RNC HEADQUARTERS, TRUMP TOWER — The most thin-skinned, hypersensitive, egomaniacal man ever to win the US presidency told associate solitary reporter Johanna Jones late yesterday evening that he has instructed his Attorney General-designate, Sen. Jefferson Beauregard Sessions III, to sue famed actress Meryl Streep.

 

Yesterday evening, Streep, accepting a lifetime achievement award at the Golden Globes, called out Donald Trump (although not by name), saying “[His] instincts to humiliate… It filters down into everybody’s life, because it kind of gives permission for other people to do the same thing. Disrespect invites disrespect. Violence invites violence. And when the powerful use their position to bully others, we all lose.”

 

Donald Trump is the most litigious person ever to assume the presidency.

 

Constantly eager to please the most xenophobic candidate ever to enter the Oval Office, Sessions, closely observed by associate solitary reporter Magalena Jewell, immediately filed suit against Streep in the United States District Court for the District of Connecticut.
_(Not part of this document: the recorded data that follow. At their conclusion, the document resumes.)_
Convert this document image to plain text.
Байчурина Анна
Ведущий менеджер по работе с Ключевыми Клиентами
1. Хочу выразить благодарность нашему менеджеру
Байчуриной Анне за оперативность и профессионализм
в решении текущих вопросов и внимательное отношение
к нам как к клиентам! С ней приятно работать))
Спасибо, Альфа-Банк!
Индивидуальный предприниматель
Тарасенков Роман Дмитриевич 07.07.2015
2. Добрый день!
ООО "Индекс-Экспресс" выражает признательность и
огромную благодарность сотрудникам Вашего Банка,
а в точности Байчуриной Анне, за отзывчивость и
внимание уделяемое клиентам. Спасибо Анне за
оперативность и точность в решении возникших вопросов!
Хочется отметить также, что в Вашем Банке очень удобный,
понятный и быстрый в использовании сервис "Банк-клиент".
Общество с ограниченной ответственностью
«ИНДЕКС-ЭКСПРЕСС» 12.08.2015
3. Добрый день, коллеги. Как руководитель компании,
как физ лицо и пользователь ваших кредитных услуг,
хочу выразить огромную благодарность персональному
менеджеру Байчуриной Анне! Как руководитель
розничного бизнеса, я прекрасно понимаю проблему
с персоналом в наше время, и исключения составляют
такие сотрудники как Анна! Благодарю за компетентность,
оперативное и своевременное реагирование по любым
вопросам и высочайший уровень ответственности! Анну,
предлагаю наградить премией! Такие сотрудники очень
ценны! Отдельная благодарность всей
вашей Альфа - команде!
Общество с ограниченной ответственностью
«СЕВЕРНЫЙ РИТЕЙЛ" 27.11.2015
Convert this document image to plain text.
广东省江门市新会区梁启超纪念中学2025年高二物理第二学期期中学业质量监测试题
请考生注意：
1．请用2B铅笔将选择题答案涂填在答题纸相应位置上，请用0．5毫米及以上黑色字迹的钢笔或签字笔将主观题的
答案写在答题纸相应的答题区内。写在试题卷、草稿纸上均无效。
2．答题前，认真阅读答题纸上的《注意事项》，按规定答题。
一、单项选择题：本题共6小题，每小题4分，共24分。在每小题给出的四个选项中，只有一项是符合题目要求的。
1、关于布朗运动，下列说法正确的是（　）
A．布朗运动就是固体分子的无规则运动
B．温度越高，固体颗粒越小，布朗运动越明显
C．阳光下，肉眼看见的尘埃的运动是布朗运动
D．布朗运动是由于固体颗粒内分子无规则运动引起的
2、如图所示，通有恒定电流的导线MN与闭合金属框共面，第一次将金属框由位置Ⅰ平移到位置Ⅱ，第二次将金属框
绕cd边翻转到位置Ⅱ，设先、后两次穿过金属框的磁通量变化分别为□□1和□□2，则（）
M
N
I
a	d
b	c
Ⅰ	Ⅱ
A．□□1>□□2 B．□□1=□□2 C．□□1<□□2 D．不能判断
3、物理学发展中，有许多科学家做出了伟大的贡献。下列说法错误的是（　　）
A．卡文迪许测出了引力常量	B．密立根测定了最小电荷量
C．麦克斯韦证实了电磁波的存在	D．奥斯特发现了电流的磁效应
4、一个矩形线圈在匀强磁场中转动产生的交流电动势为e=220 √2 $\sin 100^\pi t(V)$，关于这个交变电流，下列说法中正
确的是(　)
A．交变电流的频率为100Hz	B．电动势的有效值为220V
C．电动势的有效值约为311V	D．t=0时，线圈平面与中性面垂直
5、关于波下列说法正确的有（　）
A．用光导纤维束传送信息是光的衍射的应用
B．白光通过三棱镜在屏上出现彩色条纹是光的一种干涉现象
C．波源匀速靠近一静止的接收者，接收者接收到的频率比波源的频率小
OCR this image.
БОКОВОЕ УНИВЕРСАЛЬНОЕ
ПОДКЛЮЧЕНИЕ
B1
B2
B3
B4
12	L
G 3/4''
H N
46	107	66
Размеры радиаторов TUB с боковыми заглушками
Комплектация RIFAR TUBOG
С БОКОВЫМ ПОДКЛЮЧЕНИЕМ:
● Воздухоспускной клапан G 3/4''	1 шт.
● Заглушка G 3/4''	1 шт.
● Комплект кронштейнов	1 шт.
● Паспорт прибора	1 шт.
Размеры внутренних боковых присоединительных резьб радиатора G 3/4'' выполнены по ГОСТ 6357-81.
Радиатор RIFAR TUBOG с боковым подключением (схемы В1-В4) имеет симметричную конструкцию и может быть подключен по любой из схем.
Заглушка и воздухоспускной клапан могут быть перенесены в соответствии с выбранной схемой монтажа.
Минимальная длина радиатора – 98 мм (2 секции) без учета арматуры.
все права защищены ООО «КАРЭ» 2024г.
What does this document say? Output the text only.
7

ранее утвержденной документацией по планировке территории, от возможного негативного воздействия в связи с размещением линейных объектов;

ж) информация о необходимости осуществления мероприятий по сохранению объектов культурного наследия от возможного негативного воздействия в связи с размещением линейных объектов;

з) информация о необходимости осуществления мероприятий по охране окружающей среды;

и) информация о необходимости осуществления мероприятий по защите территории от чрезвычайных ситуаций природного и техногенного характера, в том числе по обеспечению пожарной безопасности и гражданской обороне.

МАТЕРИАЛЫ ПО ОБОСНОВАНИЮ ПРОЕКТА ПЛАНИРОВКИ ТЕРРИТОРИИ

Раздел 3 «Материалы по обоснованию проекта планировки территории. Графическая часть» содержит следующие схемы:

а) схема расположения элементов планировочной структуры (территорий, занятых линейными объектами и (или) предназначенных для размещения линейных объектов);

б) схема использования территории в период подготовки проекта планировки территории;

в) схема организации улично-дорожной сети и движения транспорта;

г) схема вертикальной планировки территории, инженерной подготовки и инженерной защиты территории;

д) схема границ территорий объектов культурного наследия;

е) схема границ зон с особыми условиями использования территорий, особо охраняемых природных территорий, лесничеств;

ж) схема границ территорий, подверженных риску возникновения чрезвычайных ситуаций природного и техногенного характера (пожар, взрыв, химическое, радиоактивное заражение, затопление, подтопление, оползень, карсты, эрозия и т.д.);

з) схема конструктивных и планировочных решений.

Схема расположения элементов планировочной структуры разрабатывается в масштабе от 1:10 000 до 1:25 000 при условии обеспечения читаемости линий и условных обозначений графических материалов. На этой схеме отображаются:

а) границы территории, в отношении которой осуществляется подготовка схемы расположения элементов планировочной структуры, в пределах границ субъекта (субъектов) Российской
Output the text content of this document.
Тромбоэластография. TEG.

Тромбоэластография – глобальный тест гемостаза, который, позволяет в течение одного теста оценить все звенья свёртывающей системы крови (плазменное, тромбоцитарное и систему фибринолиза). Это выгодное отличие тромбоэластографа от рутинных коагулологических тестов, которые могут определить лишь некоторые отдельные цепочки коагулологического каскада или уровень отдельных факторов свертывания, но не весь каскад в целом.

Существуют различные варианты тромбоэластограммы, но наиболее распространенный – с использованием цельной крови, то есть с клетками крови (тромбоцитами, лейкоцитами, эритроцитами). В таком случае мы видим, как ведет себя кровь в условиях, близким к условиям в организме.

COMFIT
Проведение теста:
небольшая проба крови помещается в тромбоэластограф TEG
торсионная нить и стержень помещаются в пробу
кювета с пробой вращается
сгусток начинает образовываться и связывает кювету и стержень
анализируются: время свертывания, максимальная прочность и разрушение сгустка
Streep owns a home in Salisbury, CT. Sessions served the lawsuit on Streep personally, but when Sessions rammed his way into the actress’ home with his Hummer, Streep kicked him in the cojones. Unaccustomed to such hospitable treatment by a woman, Sessions howled in pain and was found moments ago by Salisbury’s police chief, Thomas Fowler, who called in the FBI (over the protests of the Nutmeg State’s two senators, Richard Blumenthal and Chris Murphy).

 

Elsewhere, as reported by associate solitary reporter Mark Mutinius, at Lambeau Field in Green Bay, Bishop David Laurin Ricken, the 64-year-old bishop of the Green Bay Diocese and an ardent Green Bay Packers fan, called out New York Giants cornerback Leon Hall for his unacceptable violence in ramming star Packers wide receiver Jordy Nelson in the ribs with his helmet, benching Nelson for the game; but despite Hall’s lack of mercy to Nelson, the Packers defeated the Giants, 38-13, inspired by quarterback Aaron Rodgers’ Hail Mary pass to wide receiver Randall Cobb at the very end of the first half. 

 

Bishop Ricken, who prays daily to the Mother of God, credited the mother of Jesus with the Packers' victory.